The AWS Outage and Cloud Management

What The AWS Outage Teaches Us

On February 28, a part of Amazon’s cloud service went down for several hours, causing widespread failures of web sites and web apps hosted on the platform.  Amazon’s AWS S3 service had an interruption at one of their data centers on the East Coast of the US and resulted in sites like Business Insider and Quora being inaccessible and services like Slack and Amazon’s music app also not working.  Amazon later noted in a very detailed explanation that the downtime was the result of human error and that protocols in routines had been adjusted to avoid similar mistakes in the future.
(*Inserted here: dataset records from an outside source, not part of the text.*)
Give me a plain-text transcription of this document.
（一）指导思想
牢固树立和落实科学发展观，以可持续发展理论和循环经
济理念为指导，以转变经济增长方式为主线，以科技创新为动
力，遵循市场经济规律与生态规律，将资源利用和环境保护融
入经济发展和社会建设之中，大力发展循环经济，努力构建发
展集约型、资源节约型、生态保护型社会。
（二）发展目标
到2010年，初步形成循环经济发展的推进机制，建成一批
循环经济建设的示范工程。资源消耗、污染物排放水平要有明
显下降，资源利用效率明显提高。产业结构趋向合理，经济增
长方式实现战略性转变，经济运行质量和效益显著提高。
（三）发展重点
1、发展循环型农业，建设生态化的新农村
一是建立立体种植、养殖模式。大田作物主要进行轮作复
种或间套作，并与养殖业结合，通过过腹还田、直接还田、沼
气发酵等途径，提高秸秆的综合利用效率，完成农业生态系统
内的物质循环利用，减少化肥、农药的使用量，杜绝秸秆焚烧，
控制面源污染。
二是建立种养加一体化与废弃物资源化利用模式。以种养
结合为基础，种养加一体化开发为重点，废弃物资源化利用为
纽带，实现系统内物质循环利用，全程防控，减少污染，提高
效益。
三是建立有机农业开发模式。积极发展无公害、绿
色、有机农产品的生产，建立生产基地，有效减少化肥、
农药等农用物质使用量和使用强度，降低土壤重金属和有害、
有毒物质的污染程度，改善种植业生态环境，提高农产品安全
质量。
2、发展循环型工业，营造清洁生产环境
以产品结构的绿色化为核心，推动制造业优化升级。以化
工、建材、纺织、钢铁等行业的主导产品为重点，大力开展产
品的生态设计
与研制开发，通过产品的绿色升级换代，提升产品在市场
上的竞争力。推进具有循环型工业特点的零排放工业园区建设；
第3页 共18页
So Is Cloud Computing Safe?

So does this mean that everyone who has been worried the cloud isn’t really safe for businesses has been right?

Well, not really.  It’s important to keep a few points in mind.

First, only one data center had issues on February 28.  In Amazon’s guidelines for cloud usage, they advise have data reside in multiple data centers for redundancy.  Notably, Netflix did not suffer any service disruptions during the S3 incident, even though all of their data resides on AWS.  Netflix had taken care to ensure redundancy.  You have responsibilities as a business when using cloud services.  That being said, I think it’s pretty clear that any major cloud provider is not going to be able to simply say ‘you should have been more careful in your setup’ regarding outages.   That won’t cut it for major outages.  

Let’s also keep in mind the second key point: AWS rarely goes down.  In fact, even with this latest outage, they are still meeting their SLA-guaranteed uptime metrics for customers.  Part of the reason the outage was so newsworthy is because it’s so rare. 

Finally, many, many enterprises are continuing with a hybrid cloud solution, keeping some ‘cloud’ solution services on-premises.  They are adopting public cloud, but not fully.   This is another way to make cloud computing ‘safer.’   This trend will probably continue for the foreseeable future.  Ultimately, I think the vast majority of enterprises will ultimately do all of their major IT lifting in the public cloud.  It is safe.  And the major cloud providers are investing huge resources in it–resources individual companies can’t match.  As Google CEO Sundar Pichai noted recently, Google has invested over $30 billion in its cloud infrastructure.  Why would any enterprise try to match that, rather than just using Google’s cloud?